Machine learning in trading: theory, models, practice and algo-trading - page 2109
You are missing trading opportunities:
- Free trading apps
- Over 8,000 signals for copying
- Economic news for exploring financial markets
Registration
Log in
You agree to website policy and terms of use
If you do not have an account, please register
select all files and download them, they will be zipped
different sampling lengths then if a part
Thank you, it is - you can download the archive, which is nice!
But the different lengths of samples - it's bad, I thought to allocate the most random columns, where small deviations are acceptable.
I think that on the sample does not need to apply this method - otherwise how to use it in the real world.
I start it for training, let's see what happens.
Thank you, it is - you can download the archive, which is nice!
But the different lengths of samples - this is bad, I thought to allocate the most random columns, where small deviations are acceptable.
I think that on the sample does not need to apply this method - otherwise how to use it in the real world.
I'm running it for training, let's see what happens.
I don't need it for exams, but it may come in handy.
Too lazy to convert)
I'll explain the point:
1) we sort the column
2) we count the average number of elements in a quantum, for example 10000 elements / 255 quanta = 39,21
3) in the loop we move by 39,21 elements at each step and add the value from the sorted array to the array of quantum values. I.e. array value 0 = value 0 quantum, 39th value = 1 quantum, 78th value = 2 quantum, etc.
If a value is already in the array, i.e. if we get into an area with many duplicates, we skip the duplicate and don't add it.
At each step, we add exactly 39.21, and then round up the sum to select the element in the array, so it would be equal. I.e. instead of 195 (39*5 = 195) elements take 196 ( 39,21 * 5 = (int) 196,05).
With uniform distribution is clear - I would first create an array of unique values and use it for cutting.
But there are other methods of splitting the grid:
With a uniform distribution is clear - I would first create an array of unique values and use it to cut.
But there are other methods of splitting the grid:
There must be a lot of samples, otherwise the model won't learn anything.
there must be a lot of samples, otherwise the model will not learn anything
These are the sample quantization methods for CatBoost - these are the boundaries by which the enumeration/learning then goes on.
My experiments show that the grid should be chosen for each predictor separately, then the quality gain is observed, but this is not able to do CatBoost, and I do not know how to build a grid and I have to build a grid and upload to csv, and then search them in order to assess the behavior of the target in them. I think it's a very promising tool, but I need to translate the code into MQL.
These are the sample quantization methods for CatBoost - it is by these boundaries that the enumeration/learning then goes on.
My experiments show that grid should be chosen for each predictor separately, then the quality gain is observed, but CatBoost can't do it, and I can't build a grid and I have to build grids and upload them to csv, and then iterate through them to evaluate behavior of targets in them. I think this is a very promising feature, but I need to translate the code into MQL.
Do you have it in the settings of the model (parameters)? I don't know what it is
if not in the settings, then it's bullshit.
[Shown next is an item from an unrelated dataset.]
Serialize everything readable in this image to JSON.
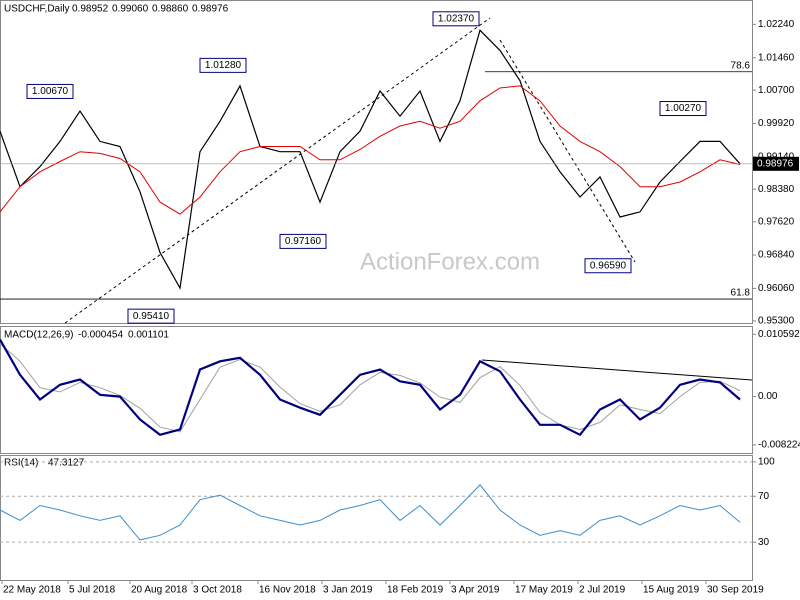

in the settings of the model itself (parameters) is it? I dunno what it is
If it's not in the settings, then bullshit.
It is in the settings, at least for the command line
--feature-border-type
Thequantization mode for numerical features.
It is in the settings, at least for the command line
--feature-border-type
Thequantization mode for numerical features.
Does it make a big difference? It should be within a percent
With a uniform distribution is clear - I would first create an array of unique values and use it to cut.
But there are other methods to divide the grid:
And that makes a big difference? It should be within a percent difference.
Choosing the right partitioning makes a big difference.
Here's an example on Recall - up to 50% variation - for me that's significant.
Increasing the bounds from 16 to 512 in increments of 16 - though not in order on the histogram - my titles are a bit of a hindrance.
I am still experimenting with mesh selection, but it is already obvious that there are different predictors, for which I need different meshes, to observe the logic, and not only to fit.